Excessive dosages and continuous administration increase the risk of IGF-1 receptor desensitization and excessive growth in non-muscle tissues (organs, bones, nervous system, etc.). Therefore, periodic breaks to maintain receptor sensitivity and allow for systematic recovery are essential not only from a physiological standpoint but also for long-term health.
IGF-1 products are typically supplied as a lyophilized (freeze-dried) powder. For reconstitution, bacteriostatic water is used. For LR3 products in particular, using bacteriostatic water with 0.6% acetic acid is more stable and effective at maintaining the protein’s integrity after reconstitution.
The final concentration depends on the volume of diluent added by the user.
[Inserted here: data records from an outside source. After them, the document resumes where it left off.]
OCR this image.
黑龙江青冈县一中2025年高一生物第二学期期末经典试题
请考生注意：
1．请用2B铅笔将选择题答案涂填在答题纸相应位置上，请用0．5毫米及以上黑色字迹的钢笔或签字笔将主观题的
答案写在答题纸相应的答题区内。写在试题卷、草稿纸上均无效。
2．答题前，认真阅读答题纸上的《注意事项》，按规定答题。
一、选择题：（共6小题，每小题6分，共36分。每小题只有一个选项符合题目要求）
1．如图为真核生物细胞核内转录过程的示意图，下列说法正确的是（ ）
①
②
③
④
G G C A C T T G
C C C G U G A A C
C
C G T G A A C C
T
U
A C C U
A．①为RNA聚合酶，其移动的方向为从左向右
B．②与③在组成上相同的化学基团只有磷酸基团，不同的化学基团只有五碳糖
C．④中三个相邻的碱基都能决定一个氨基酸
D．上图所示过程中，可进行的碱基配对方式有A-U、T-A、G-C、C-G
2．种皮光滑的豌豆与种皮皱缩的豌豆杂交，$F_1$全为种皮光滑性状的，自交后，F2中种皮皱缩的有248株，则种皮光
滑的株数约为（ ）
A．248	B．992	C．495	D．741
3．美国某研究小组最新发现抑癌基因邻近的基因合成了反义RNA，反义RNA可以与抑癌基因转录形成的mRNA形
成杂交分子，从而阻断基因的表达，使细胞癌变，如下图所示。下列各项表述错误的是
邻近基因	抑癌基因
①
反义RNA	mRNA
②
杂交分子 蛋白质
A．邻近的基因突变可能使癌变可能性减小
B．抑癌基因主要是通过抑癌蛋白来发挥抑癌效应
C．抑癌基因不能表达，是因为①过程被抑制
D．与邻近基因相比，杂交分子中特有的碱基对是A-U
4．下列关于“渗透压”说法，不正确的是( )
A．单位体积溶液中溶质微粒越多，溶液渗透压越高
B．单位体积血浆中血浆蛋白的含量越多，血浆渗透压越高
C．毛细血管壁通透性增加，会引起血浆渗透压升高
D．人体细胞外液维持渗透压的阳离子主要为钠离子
Therefore, it is crucial to accurately calculate the dose per unit based on the total amount of powder (typically 1mg) and the volume of diluent (e.g., reconstituting with 2ml yields 50mcg per 10iu). This is considered an essential mathematical step for precise dosing of peptide agents.
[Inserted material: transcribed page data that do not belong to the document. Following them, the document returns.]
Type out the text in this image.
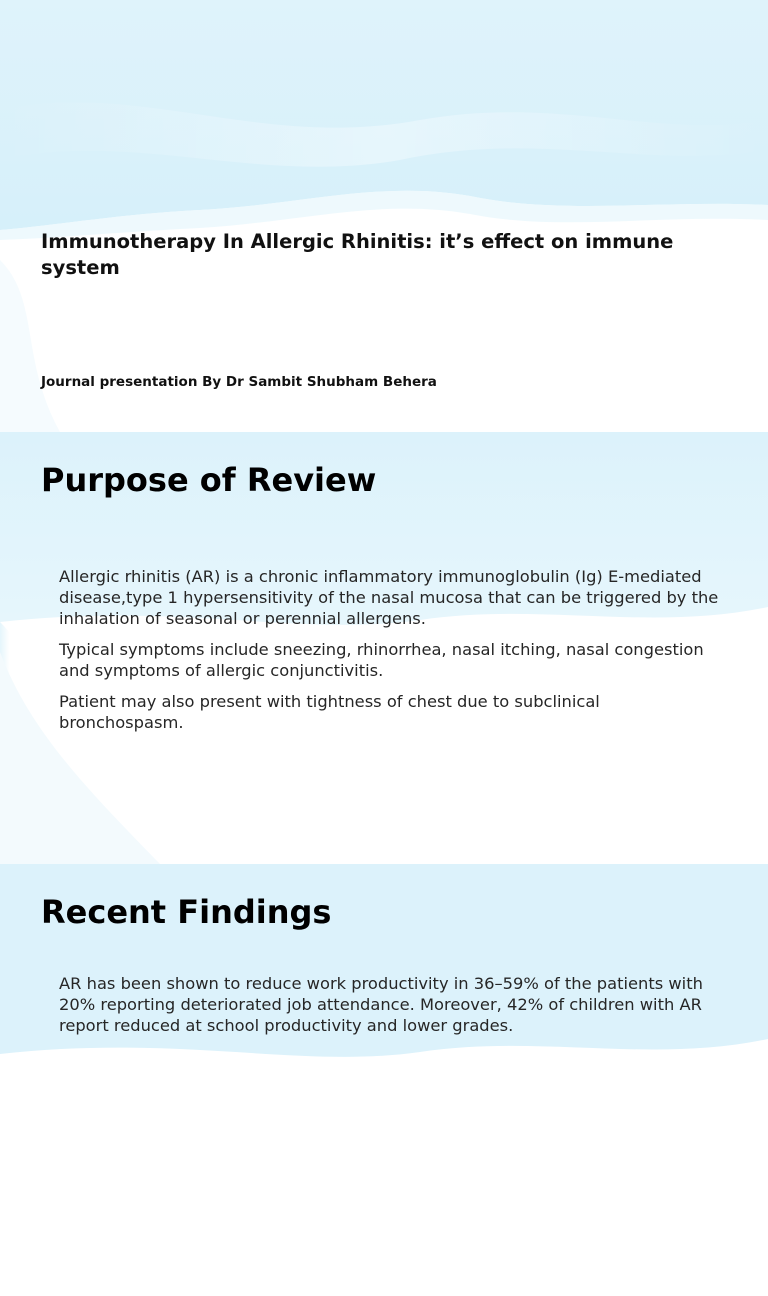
Immunotherapy In Allergic Rhinitis: it’s effect on immune system

Journal presentation By Dr Sambit Shubham Behera

Purpose of Review

Allergic rhinitis (AR) is a chronic inflammatory immunoglobulin (Ig) E-mediated disease,type 1 hypersensitivity of the nasal mucosa that can be triggered by the inhalation of seasonal or perennial allergens.

Typical symptoms include sneezing, rhinorrhea, nasal itching, nasal congestion and symptoms of allergic conjunctivitis.

Patient may also present with tightness of chest due to subclinical bronchospasm.

Recent Findings

AR has been shown to reduce work productivity in 36–59% of the patients with 20% reporting deteriorated job attendance. Moreover, 42% of children with AR report reduced at school productivity and lower grades.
In the protocols of internationally recognized chemical experts and former pro athletes like Dave Palumbo and John Meadows, a basic strategy involves using IGF-1 LR3 at 40 mcg/day for 30 days, followed by a 4-6 week off-period. For IGF-1 DES, the dosage is typically adjusted around 100 mcg/day while testing for injection site sensitivity and cellular growth response. Coaching strategies are designed to minimize the risks of acromegaly, visceral growth, and hypoglycemia associated with high doses and long-term use.
In conclusion, the safe and effective utilization of IGF-1 requires a solid understanding of cyclical usage strategies, timing based on half-life, the physiological response characteristics tied to its molecular structure, mathematical proficiency for reconstitution, and above all, the ability to keenly observe and adjust based on individual physiological feedback.